Magnus slouched against the post and kicked at a pinecone that rolled near him with the help of a rustling breeze. “I know from experience that fervor is what it takes with a strong-minded, independent woman. They give you a hard time, man, but any other type will bore you to death.”
“Tell me about it.”
“I wish you luck.”
“Thanks. What do you think of a ranch with horses and no cows? I’m from Maryland, horse country, and I’d like to have a few horses, but I don’t really want to breed them as an investment.”
“Keeping horses is expensive. When you raise cattle, as I do, you have to have them. Pamela loves to ride, if I remember properly,
so if she’s in your life, you’d need a mare.

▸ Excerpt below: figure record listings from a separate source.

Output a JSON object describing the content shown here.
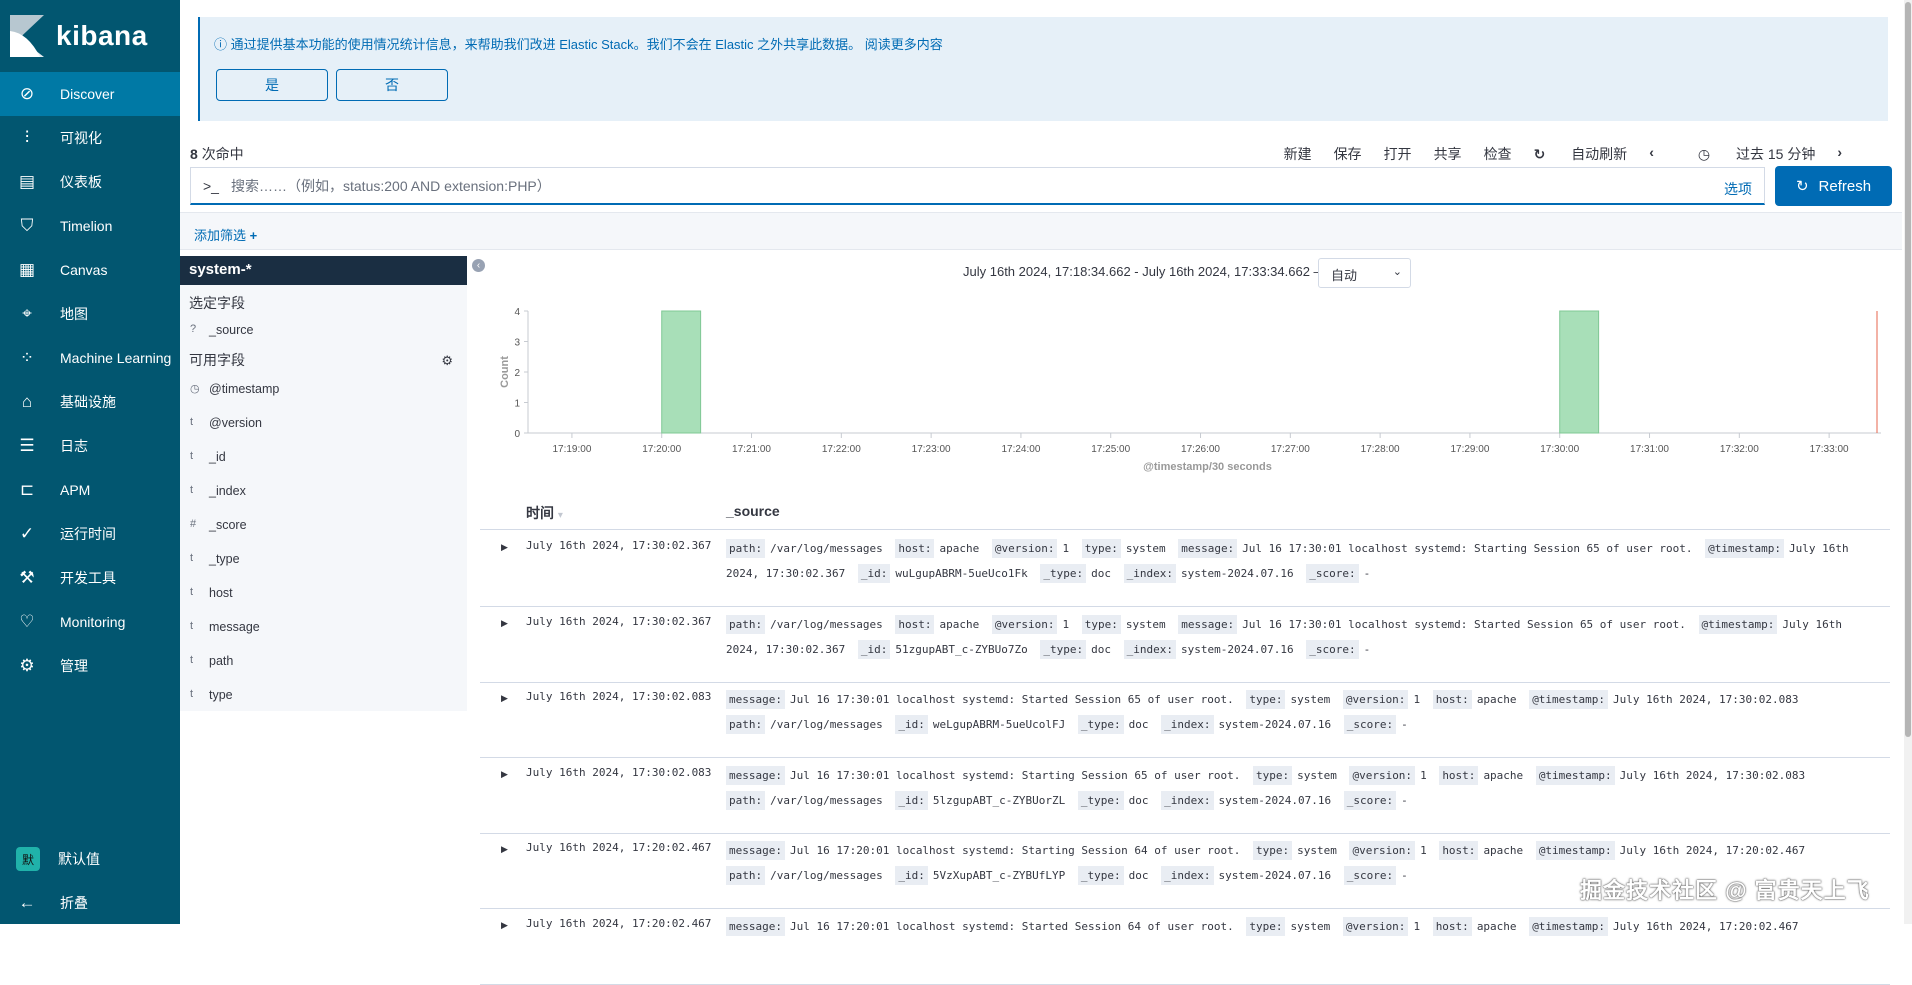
{
  "app": {
    "name": "kibana"
  },
  "sidebar": {
    "items": [
      {
        "label": "Discover",
        "icon": "compass-icon",
        "active": true
      },
      {
        "label": "可视化",
        "icon": "visualize-icon"
      },
      {
        "label": "仪表板",
        "icon": "dashboard-icon"
      },
      {
        "label": "Timelion",
        "icon": "timelion-icon"
      },
      {
        "label": "Canvas",
        "icon": "canvas-icon"
      },
      {
        "label": "地图",
        "icon": "map-icon"
      },
      {
        "label": "Machine Learning",
        "icon": "ml-icon"
      },
      {
        "label": "基础设施",
        "icon": "infrastructure-icon"
      },
      {
        "label": "日志",
        "icon": "logs-icon"
      },
      {
        "label": "APM",
        "icon": "apm-icon"
      },
      {
        "label": "运行时间",
        "icon": "uptime-icon"
      },
      {
        "label": "开发工具",
        "icon": "devtools-icon"
      },
      {
        "label": "Monitoring",
        "icon": "monitoring-icon"
      },
      {
        "label": "管理",
        "icon": "gear-icon"
      }
    ],
    "space": {
      "avatar": "默",
      "label": "默认值"
    },
    "collapse_label": "折叠"
  },
  "banner": {
    "text": "通过提供基本功能的使用情况统计信息，来帮助我们改进 Elastic Stack。我们不会在 Elastic 之外共享此数据。 阅读更多内容",
    "yes": "是",
    "no": "否"
  },
  "hits": {
    "count": "8",
    "label": "次命中"
  },
  "topnav": {
    "new": "新建",
    "save": "保存",
    "open": "打开",
    "share": "共享",
    "inspect": "检查",
    "auto_refresh": "自动刷新",
    "time": "过去 15 分钟"
  },
  "search": {
    "prompt": ">_",
    "placeholder": "搜索……（例如，status:200 AND extension:PHP）",
    "value": "",
    "options": "选项",
    "refresh": "Refresh"
  },
  "filter": {
    "add": "添加筛选"
  },
  "fields": {
    "index": "system-*",
    "selected_title": "选定字段",
    "selected": [
      {
        "type": "?",
        "name": "_source"
      }
    ],
    "available_title": "可用字段",
    "available": [
      {
        "type": "clock",
        "name": "@timestamp"
      },
      {
        "type": "t",
        "name": "@version"
      },
      {
        "type": "t",
        "name": "_id"
      },
      {
        "type": "t",
        "name": "_index"
      },
      {
        "type": "#",
        "name": "_score"
      },
      {
        "type": "t",
        "name": "_type"
      },
      {
        "type": "t",
        "name": "host"
      },
      {
        "type": "t",
        "name": "message"
      },
      {
        "type": "t",
        "name": "path"
      },
      {
        "type": "t",
        "name": "type"
      }
    ]
  },
  "histogram": {
    "range_label": "July 16th 2024, 17:18:34.662 - July 16th 2024, 17:33:34.662 —",
    "interval": "自动"
  },
  "chart_data": {
    "type": "bar",
    "xlabel": "@timestamp/30 seconds",
    "ylabel": "Count",
    "xlim": [
      "17:18:34.662",
      "17:33:34.662"
    ],
    "ylim": [
      0,
      4
    ],
    "yticks": [
      "0",
      "1",
      "2",
      "3",
      "4"
    ],
    "xticks": [
      "17:19:00",
      "17:20:00",
      "17:21:00",
      "17:22:00",
      "17:23:00",
      "17:24:00",
      "17:25:00",
      "17:26:00",
      "17:27:00",
      "17:28:00",
      "17:29:00",
      "17:30:00",
      "17:31:00",
      "17:32:00",
      "17:33:00"
    ],
    "bucket_seconds": 30,
    "bars": [
      {
        "x": "17:20:00",
        "value": 4
      },
      {
        "x": "17:30:00",
        "value": 4
      }
    ],
    "bar_color": "#a8dfb8",
    "now_marker_color": "#e7664c",
    "grid": false
  },
  "table": {
    "headers": {
      "time": "时间",
      "source": "_source"
    },
    "rows": [
      {
        "time": "July 16th 2024, 17:30:02.367",
        "source": [
          [
            "path:",
            "/var/log/messages"
          ],
          [
            "host:",
            "apache"
          ],
          [
            "@version:",
            "1"
          ],
          [
            "type:",
            "system"
          ],
          [
            "message:",
            "Jul 16 17:30:01 localhost systemd: Starting Session 65 of user root."
          ],
          [
            "@timestamp:",
            "July 16th 2024, 17:30:02.367"
          ],
          [
            "_id:",
            "wuLgupABRM-5ueUco1Fk"
          ],
          [
            "_type:",
            "doc"
          ],
          [
            "_index:",
            "system-2024.07.16"
          ],
          [
            "_score:",
            "-"
          ]
        ]
      },
      {
        "time": "July 16th 2024, 17:30:02.367",
        "source": [
          [
            "path:",
            "/var/log/messages"
          ],
          [
            "host:",
            "apache"
          ],
          [
            "@version:",
            "1"
          ],
          [
            "type:",
            "system"
          ],
          [
            "message:",
            "Jul 16 17:30:01 localhost systemd: Started Session 65 of user root."
          ],
          [
            "@timestamp:",
            "July 16th 2024, 17:30:02.367"
          ],
          [
            "_id:",
            "51zgupABT_c-ZYBUo7Zo"
          ],
          [
            "_type:",
            "doc"
          ],
          [
            "_index:",
            "system-2024.07.16"
          ],
          [
            "_score:",
            "-"
          ]
        ]
      },
      {
        "time": "July 16th 2024, 17:30:02.083",
        "source": [
          [
            "message:",
            "Jul 16 17:30:01 localhost systemd: Started Session 65 of user root."
          ],
          [
            "type:",
            "system"
          ],
          [
            "@version:",
            "1"
          ],
          [
            "host:",
            "apache"
          ],
          [
            "@timestamp:",
            "July 16th 2024, 17:30:02.083"
          ],
          [
            "path:",
            "/var/log/messages"
          ],
          [
            "_id:",
            "weLgupABRM-5ueUcolFJ"
          ],
          [
            "_type:",
            "doc"
          ],
          [
            "_index:",
            "system-2024.07.16"
          ],
          [
            "_score:",
            "-"
          ]
        ]
      },
      {
        "time": "July 16th 2024, 17:30:02.083",
        "source": [
          [
            "message:",
            "Jul 16 17:30:01 localhost systemd: Starting Session 65 of user root."
          ],
          [
            "type:",
            "system"
          ],
          [
            "@version:",
            "1"
          ],
          [
            "host:",
            "apache"
          ],
          [
            "@timestamp:",
            "July 16th 2024, 17:30:02.083"
          ],
          [
            "path:",
            "/var/log/messages"
          ],
          [
            "_id:",
            "5lzgupABT_c-ZYBUorZL"
          ],
          [
            "_type:",
            "doc"
          ],
          [
            "_index:",
            "system-2024.07.16"
          ],
          [
            "_score:",
            "-"
          ]
        ]
      },
      {
        "time": "July 16th 2024, 17:20:02.467",
        "source": [
          [
            "message:",
            "Jul 16 17:20:01 localhost systemd: Starting Session 64 of user root."
          ],
          [
            "type:",
            "system"
          ],
          [
            "@version:",
            "1"
          ],
          [
            "host:",
            "apache"
          ],
          [
            "@timestamp:",
            "July 16th 2024, 17:20:02.467"
          ],
          [
            "path:",
            "/var/log/messages"
          ],
          [
            "_id:",
            "5VzXupABT_c-ZYBUfLYP"
          ],
          [
            "_type:",
            "doc"
          ],
          [
            "_index:",
            "system-2024.07.16"
          ],
          [
            "_score:",
            "-"
          ]
        ]
      },
      {
        "time": "July 16th 2024, 17:20:02.467",
        "source": [
          [
            "message:",
            "Jul 16 17:20:01 localhost systemd: Started Session 64 of user root."
          ],
          [
            "type:",
            "system"
          ],
          [
            "@version:",
            "1"
          ],
          [
            "host:",
            "apache"
          ],
          [
            "@timestamp:",
            "July 16th 2024, 17:20:02.467"
          ]
        ]
      }
    ]
  },
  "watermark": "掘金技术社区 @ 富贵天上飞"
}
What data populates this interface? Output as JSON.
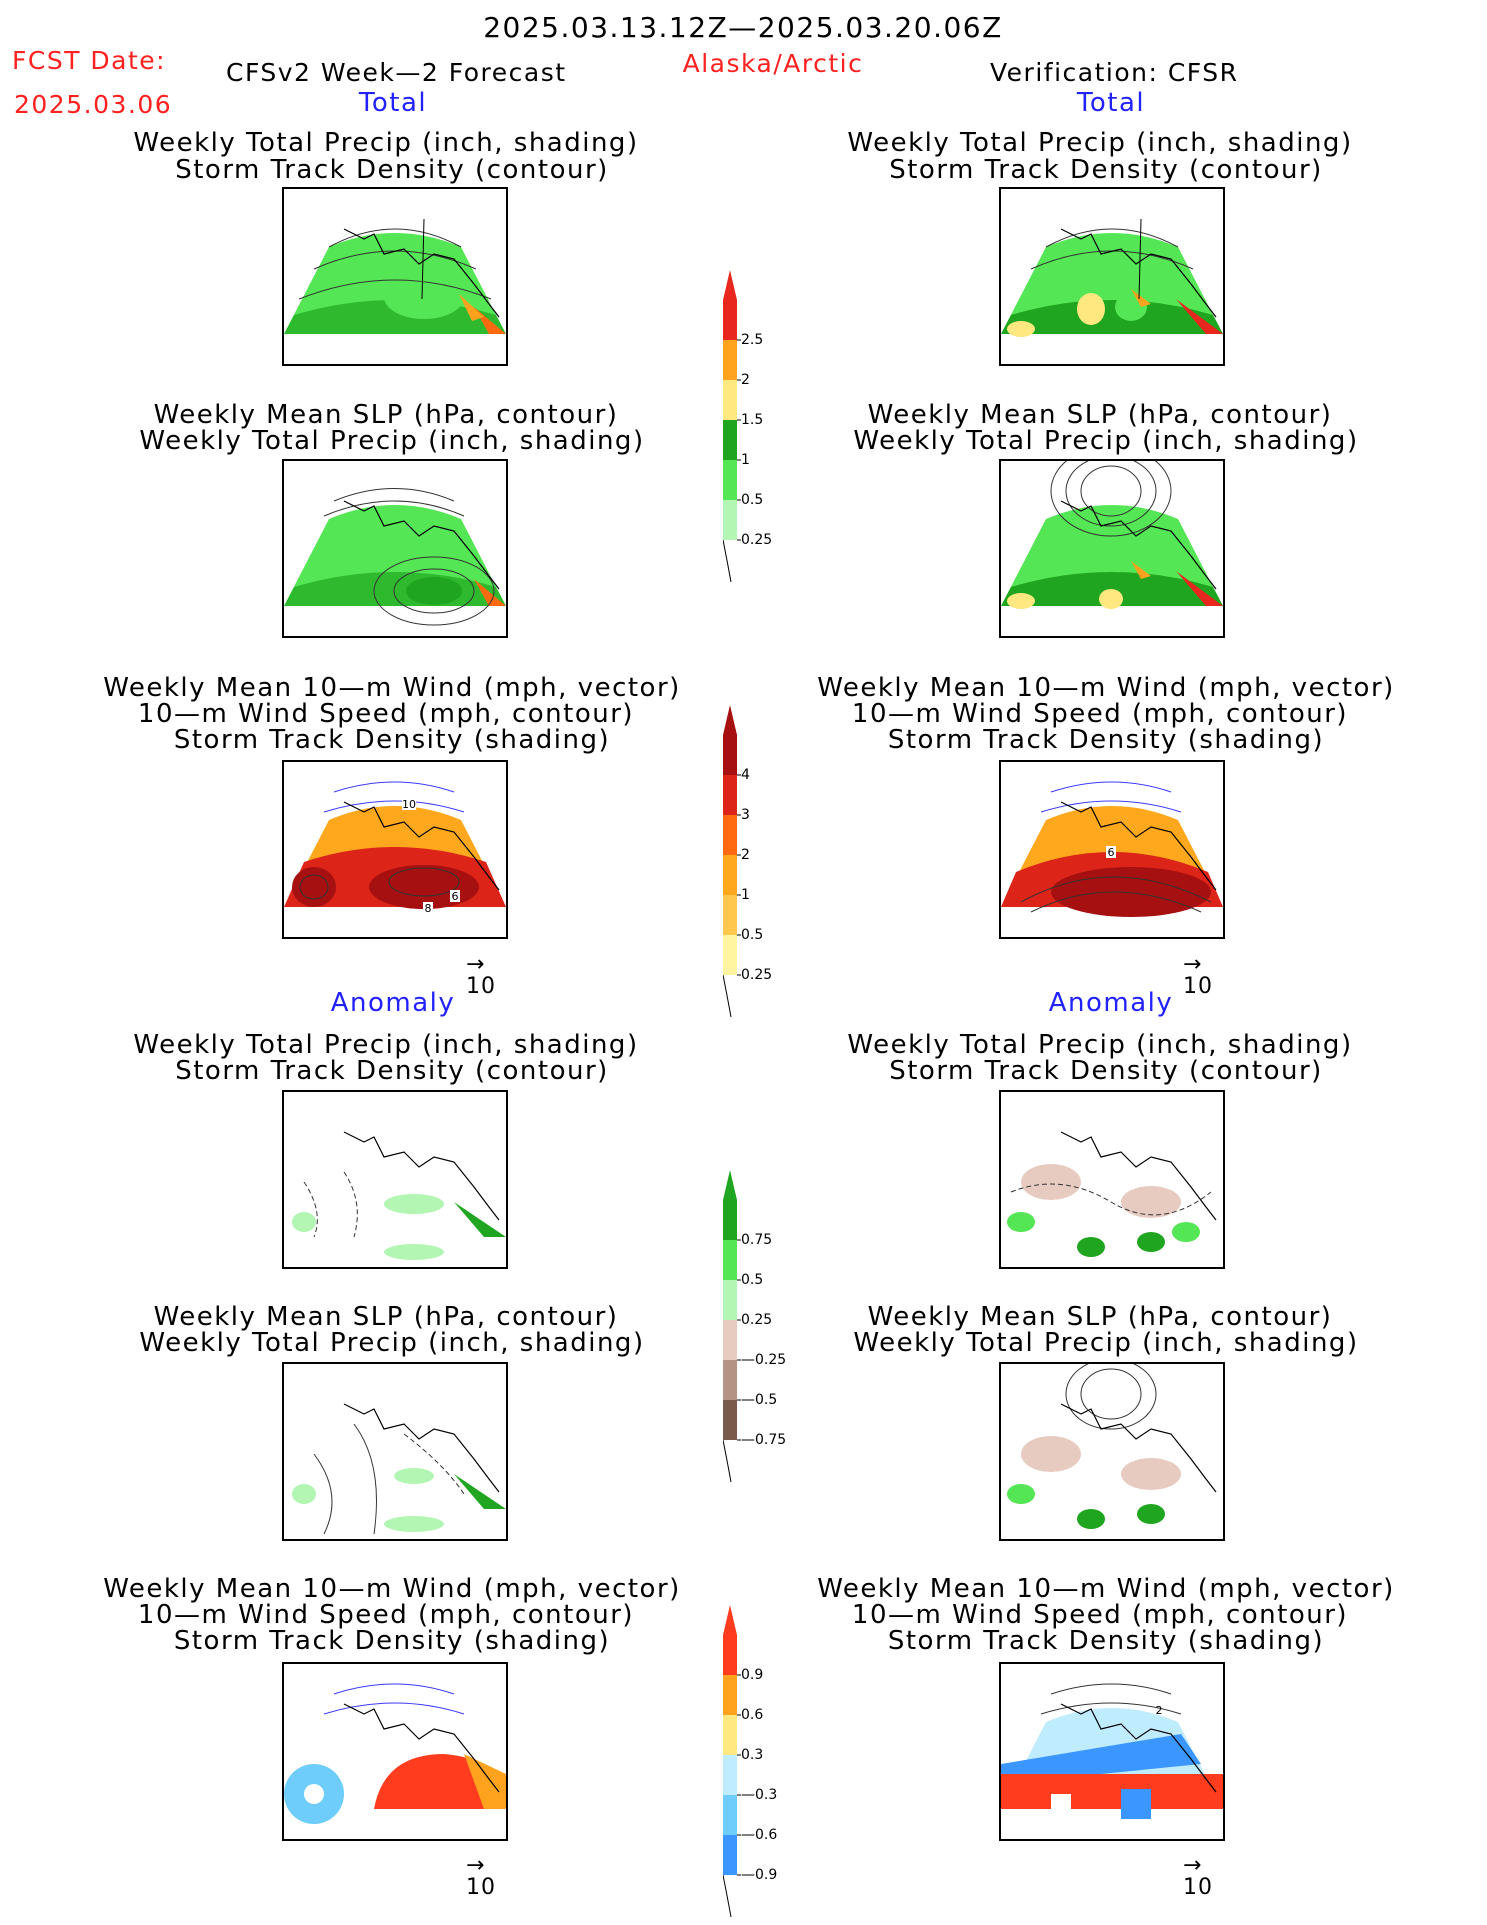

From the way you rode Bingston yesterday, I figure you’d want a stallion.” A grin formed around his lips and spread to his eyes. “You know the rest. In no time, you’d be breeding horses.”
“I’ll deal with that if and when I have to. I’m bringing Pamela to the ball tonight, and I’ll—”
Magnus interrupted. “You’ll find the keys to my town car on a marble-top table in the foyer. Turn left from the gate, drive until you see a white brick church on the left side of the road, about four and a half miles. Turn left at the next exit and drive straight for about half a mile. You’ll see a big brown-brick Tudor house on the right side of the road. There are no houses close to it. That’s the Langford place. I assume you brought your driver’s license.”
“You bet I did. And thanks for the loan of your car. I’ll take good care of it.”
They walked back to the house, and he saw that the crowd had begun to thin. “Seems a good time to get a swim,” he said to Magnus. “I’ll see you later.”
“We have dinner at seven.”
“Thanks.”
“And if you’d like a drink, we’ll be in the den around six. See you later.”
Drake went inside and caught himself whistling as he dashed up the stairs. He slipped into his bathing trunks and then remembered that he ought to call home.
“Hello. Harrington House.”
“This is Drake, Alexis. How’s everything? I’m calling to let you know the plane landed safely.”
Her chuckle always had a ring of home and family. “Somehow, we didn’t think that plane was still in the air. How’s the picnic?”
“Out of sight! This man does everything with style and class. What’s Tara doing?”
“Practicing. She’s let me know that when she’s studying the piano, as she puts it, she does not want to be disturbed.”
“Do you think all children develop as she does? She’s six, and a few days ago, she told me I should run for president and she and Grant would vote for me.”
“She has learned so much growing up in this house with adults who love her and take time to talk with her and explain things to her. She’s had wonderful nurturing here, and I’m so grateful for it.”